COP21 to 29—North vs South negotiations
The developed vs developing countries conflict has often delayed negotiations at COP. While 2015 officially marked the signing of the Paris Agreement, reports by Third World Network—a Malaysia-based independent, non-profit researching and advocating for issues related to development, developing countries and North-South relations—show how there are clauses in the deal over which countries like the US and France disagreed, and the Like-Minded Developing Countries (LMDC) came together.
For instance, the US insisted on adding a clause in the Paris Agreement which explicitly states that there is “no basis for liability and compensation” when it comes to addressing loss and damage from extreme weather events.
This demand by the US directly tied into the country and other developed nations’ attempts at thwarting the creation of the loss and damage fund, which the Alliance of Small Island States (AOSIS) had been asking for since 1992.

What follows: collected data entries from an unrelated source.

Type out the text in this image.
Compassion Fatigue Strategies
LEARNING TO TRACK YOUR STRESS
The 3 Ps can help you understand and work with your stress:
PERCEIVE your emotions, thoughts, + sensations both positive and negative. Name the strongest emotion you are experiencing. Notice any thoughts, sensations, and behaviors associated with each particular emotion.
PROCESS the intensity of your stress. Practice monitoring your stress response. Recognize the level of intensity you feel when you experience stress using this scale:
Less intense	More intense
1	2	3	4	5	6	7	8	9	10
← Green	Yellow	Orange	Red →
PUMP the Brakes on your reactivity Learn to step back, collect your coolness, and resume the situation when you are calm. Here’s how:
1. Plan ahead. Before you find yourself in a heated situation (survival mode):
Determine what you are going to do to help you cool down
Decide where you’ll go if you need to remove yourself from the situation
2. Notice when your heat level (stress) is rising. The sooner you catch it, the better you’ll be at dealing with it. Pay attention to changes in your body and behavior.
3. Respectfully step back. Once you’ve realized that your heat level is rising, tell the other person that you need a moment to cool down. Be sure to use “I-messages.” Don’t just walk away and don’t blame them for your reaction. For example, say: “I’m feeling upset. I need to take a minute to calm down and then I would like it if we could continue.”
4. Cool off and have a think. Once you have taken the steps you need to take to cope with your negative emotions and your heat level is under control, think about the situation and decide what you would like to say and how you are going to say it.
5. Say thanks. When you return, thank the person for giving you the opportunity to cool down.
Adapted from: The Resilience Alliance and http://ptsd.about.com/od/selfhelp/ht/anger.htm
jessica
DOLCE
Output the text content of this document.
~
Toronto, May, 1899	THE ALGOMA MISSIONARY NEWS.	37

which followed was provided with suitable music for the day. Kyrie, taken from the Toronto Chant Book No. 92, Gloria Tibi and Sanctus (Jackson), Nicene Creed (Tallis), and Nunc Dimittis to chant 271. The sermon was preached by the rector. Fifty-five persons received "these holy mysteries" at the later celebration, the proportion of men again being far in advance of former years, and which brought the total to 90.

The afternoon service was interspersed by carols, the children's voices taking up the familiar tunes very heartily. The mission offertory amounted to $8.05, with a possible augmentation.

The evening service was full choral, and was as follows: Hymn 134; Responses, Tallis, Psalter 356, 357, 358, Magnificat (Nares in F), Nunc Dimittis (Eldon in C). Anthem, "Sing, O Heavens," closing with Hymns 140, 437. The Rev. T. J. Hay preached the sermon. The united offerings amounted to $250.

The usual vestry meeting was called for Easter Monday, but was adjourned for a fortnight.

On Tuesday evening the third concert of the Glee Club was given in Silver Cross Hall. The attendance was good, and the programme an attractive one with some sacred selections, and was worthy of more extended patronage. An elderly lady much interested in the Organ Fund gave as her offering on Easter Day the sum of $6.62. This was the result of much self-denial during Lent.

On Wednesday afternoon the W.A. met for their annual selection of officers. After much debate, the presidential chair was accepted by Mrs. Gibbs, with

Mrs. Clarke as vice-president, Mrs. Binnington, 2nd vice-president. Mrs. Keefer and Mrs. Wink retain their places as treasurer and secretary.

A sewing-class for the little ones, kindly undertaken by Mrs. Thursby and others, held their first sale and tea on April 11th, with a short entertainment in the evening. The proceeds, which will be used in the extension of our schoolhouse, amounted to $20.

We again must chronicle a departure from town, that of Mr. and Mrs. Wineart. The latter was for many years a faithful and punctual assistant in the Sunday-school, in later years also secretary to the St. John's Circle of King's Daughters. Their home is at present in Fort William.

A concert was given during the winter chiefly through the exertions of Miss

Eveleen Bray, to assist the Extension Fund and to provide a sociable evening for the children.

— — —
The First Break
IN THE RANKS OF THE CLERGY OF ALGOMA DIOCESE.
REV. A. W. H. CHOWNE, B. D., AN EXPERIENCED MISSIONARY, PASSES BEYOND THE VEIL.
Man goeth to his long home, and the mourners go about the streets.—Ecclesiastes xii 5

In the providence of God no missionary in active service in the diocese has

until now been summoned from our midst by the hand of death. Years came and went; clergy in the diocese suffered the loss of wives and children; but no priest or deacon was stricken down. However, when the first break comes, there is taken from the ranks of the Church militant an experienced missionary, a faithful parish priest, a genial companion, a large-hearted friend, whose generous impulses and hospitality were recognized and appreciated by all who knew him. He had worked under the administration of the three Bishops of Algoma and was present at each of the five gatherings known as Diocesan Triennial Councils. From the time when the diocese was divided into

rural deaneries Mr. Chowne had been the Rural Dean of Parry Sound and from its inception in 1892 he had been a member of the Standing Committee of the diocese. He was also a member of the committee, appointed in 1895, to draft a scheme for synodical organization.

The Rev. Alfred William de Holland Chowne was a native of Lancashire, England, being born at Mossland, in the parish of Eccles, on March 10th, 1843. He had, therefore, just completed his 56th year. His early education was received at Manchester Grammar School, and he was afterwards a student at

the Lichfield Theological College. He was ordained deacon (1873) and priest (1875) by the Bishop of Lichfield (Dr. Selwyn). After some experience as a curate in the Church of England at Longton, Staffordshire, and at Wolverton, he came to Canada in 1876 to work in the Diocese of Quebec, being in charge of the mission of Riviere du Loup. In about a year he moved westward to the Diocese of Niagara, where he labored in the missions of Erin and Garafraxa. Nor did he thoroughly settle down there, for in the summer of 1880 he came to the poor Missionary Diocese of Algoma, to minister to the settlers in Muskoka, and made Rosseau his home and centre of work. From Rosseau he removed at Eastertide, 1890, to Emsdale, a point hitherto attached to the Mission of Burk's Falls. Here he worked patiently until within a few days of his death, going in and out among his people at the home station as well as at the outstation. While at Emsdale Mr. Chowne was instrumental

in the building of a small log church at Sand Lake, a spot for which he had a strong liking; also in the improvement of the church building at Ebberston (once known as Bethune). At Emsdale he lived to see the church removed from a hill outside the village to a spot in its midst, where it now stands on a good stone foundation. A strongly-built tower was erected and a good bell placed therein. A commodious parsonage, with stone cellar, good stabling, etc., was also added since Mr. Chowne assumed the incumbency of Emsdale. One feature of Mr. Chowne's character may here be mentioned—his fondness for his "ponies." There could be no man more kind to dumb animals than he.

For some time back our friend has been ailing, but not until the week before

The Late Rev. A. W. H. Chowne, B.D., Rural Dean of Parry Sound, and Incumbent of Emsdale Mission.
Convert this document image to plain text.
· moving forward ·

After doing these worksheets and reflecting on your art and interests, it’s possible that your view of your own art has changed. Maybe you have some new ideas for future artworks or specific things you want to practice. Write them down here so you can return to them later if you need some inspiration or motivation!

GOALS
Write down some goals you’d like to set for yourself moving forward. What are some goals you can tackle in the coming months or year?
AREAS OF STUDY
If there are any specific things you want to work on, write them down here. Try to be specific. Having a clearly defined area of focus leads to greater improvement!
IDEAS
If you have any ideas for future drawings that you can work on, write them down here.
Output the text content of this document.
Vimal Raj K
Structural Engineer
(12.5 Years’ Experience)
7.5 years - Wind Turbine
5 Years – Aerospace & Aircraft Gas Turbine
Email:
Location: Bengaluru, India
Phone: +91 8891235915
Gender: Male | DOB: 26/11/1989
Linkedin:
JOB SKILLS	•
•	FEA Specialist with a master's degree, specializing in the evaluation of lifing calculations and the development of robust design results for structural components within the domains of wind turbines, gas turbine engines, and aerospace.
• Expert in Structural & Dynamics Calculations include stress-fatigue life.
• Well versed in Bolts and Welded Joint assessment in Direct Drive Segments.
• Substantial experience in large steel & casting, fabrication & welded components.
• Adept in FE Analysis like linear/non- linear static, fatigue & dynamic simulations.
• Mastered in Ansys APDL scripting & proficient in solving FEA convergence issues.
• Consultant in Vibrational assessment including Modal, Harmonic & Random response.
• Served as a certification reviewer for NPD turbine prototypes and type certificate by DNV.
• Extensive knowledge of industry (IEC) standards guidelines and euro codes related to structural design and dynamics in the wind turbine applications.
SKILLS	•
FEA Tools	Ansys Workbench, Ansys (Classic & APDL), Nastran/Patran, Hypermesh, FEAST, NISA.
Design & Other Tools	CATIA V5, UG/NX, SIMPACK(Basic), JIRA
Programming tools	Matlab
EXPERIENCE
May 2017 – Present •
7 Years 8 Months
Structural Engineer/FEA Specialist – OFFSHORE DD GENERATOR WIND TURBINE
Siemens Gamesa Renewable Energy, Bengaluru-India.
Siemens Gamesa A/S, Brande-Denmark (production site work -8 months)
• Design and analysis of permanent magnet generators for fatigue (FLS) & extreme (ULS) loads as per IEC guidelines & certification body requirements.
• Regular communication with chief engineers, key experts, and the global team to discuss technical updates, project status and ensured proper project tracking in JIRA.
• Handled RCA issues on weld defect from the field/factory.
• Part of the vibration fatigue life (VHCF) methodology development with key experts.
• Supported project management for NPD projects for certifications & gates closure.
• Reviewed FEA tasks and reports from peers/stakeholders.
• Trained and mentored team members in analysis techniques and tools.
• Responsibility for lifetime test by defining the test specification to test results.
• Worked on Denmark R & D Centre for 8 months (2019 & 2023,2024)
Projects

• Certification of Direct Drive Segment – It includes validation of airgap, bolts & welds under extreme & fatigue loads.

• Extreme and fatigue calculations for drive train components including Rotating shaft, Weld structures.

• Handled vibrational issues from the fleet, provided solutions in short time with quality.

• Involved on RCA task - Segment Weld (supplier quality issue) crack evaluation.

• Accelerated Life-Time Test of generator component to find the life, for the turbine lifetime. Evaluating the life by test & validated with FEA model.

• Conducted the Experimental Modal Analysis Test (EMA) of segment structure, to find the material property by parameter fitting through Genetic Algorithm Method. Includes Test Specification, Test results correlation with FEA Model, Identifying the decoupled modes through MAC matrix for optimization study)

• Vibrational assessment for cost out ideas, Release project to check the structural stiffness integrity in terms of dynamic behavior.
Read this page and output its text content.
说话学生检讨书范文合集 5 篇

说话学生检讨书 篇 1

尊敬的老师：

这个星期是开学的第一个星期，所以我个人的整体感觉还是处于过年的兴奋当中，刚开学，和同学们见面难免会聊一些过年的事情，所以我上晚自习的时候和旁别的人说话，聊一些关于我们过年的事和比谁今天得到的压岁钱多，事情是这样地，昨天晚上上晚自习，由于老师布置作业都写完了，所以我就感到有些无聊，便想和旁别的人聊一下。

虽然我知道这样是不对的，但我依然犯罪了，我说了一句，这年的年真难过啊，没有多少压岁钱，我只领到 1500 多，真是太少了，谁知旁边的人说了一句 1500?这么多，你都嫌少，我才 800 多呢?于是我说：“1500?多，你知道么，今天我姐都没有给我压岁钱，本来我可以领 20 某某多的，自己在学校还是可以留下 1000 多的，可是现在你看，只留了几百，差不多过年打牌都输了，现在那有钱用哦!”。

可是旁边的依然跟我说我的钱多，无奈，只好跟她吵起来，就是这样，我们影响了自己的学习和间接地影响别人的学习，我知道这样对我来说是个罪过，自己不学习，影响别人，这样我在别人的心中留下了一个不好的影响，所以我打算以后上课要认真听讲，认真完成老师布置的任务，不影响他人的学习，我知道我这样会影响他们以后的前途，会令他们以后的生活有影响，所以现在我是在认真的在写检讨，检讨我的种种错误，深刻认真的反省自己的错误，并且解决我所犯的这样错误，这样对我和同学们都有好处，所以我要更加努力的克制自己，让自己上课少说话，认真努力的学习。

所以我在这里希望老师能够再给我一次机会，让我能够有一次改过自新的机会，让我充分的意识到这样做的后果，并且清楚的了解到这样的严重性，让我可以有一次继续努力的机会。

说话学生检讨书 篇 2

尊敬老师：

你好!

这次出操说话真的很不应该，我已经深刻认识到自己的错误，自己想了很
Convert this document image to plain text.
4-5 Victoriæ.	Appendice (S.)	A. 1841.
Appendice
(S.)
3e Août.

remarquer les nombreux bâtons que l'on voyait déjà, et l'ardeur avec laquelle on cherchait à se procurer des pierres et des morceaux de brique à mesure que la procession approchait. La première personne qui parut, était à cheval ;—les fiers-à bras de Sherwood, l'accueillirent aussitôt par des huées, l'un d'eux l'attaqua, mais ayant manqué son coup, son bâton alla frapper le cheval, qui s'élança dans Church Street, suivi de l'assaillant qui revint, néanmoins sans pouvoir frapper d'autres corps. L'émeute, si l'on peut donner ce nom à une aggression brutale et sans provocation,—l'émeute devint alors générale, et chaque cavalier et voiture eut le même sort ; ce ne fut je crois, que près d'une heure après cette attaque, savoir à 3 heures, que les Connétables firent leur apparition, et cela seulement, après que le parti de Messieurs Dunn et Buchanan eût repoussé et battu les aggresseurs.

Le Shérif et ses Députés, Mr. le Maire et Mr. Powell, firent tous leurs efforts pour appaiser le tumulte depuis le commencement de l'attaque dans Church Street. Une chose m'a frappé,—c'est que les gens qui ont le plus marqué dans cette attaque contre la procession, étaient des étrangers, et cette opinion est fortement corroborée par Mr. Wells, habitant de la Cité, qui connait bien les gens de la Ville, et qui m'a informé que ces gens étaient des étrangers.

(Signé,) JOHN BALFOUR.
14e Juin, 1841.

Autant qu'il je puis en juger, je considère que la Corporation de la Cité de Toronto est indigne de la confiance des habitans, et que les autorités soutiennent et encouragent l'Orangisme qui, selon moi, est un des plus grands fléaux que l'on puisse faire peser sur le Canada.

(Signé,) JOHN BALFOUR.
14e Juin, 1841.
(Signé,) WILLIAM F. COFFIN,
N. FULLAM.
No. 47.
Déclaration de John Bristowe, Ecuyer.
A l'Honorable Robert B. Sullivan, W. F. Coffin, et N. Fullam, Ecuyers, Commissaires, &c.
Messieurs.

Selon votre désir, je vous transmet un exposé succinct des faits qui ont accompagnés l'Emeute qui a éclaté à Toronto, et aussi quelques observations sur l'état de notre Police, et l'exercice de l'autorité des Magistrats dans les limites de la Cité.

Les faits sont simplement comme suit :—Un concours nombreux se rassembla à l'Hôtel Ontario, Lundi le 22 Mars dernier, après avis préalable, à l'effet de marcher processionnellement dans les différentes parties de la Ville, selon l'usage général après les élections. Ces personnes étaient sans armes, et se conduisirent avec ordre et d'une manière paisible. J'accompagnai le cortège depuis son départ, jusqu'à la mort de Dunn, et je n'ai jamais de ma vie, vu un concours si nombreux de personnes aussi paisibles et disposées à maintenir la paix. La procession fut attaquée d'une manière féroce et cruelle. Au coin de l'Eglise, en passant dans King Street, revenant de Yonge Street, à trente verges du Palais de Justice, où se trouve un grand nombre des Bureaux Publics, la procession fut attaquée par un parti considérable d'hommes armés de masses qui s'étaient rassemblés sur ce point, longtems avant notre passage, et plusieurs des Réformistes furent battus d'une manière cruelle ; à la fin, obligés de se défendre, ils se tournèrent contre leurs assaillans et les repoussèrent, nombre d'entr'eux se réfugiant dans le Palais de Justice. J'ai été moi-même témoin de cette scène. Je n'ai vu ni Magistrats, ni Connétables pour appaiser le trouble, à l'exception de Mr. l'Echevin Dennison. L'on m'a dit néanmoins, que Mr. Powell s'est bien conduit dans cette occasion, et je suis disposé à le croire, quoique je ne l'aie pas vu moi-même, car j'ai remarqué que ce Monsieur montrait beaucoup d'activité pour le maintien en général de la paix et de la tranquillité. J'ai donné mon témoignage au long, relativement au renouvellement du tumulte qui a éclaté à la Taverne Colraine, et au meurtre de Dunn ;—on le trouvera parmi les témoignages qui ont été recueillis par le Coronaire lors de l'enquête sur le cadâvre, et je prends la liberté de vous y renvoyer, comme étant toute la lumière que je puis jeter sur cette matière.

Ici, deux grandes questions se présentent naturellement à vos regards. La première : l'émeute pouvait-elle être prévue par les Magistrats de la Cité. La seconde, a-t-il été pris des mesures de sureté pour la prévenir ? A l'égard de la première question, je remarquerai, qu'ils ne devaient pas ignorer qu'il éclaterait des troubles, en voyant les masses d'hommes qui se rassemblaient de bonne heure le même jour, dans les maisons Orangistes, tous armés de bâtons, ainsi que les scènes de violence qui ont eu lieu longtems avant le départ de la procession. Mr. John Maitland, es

From 2015 to 2022, studies have documented the US and the EU’s vociferous opposition to the inclusion of a loss and damage fund as an agenda item in any COP. The Loss and Damage Fund was finally accepted and created in 2022, at COP27 in Sharm el-Sheikh, Egypt and operationalised in 2023, at COP28 in Dubai. This is a financial mechanism that aims to help developing countries respond to the economic and non-economic losses caused by climate change.
However, negotiations then ensued on who will eventually provide the money, with China and India insisting they “will not contribute financially to the fund”.
Not to mention, COP27 also witnessed developed and developing countries arguing over the unfulfilled commitments made as part of the Adaptation Fund, an international fund signed at COP21 to finance projects that will help developing countries adapt to climate change.
Africa and small island states, supported by India and Brazil, expressed their disappointment at the Global North not fulfilling commitments worth $174.6 million made as part of the Adaptation Fund, while the EU defended itself saying that the contributions to the fund were made voluntarily.
Paris Agreement goals not met
Months before COP28 in Dubai, the UNFCCC released a report which said the world’s climate action plans are “insufficient” for limiting global warming in accordance with the Paris Agreement.
An analysis of the NDCs of all Parties showed that if the world continues on this path, global emissions will decrease by 2 percent by 2030 compared to 2019 levels. But the Intergovernmental Panel on Climate Change (IPCC) says that to meet the Paris Agreement goal of limiting global warming to 1.5 degrees Celsius, we need to reduce emissions by 43 percent by 2030.
The countries gathered at COP28 were hailed for their historic decision to adopt the final text which said the world needs to “transition away from fossil fuels”. This phrase was part of the report on Global Stocktake, an exercise conducted in 2023 to assess how countries have worked so far to fulfil the goals of the Paris Agreement.
All of this contributes to the challenge facing countries in Baku—to take into account the UNFCCC report on Paris Agreement goals, the results of the Global Stocktake and the NCQG on climate finance to deliver newer, more ambitious NDCs to reduce emissions and limit global warming.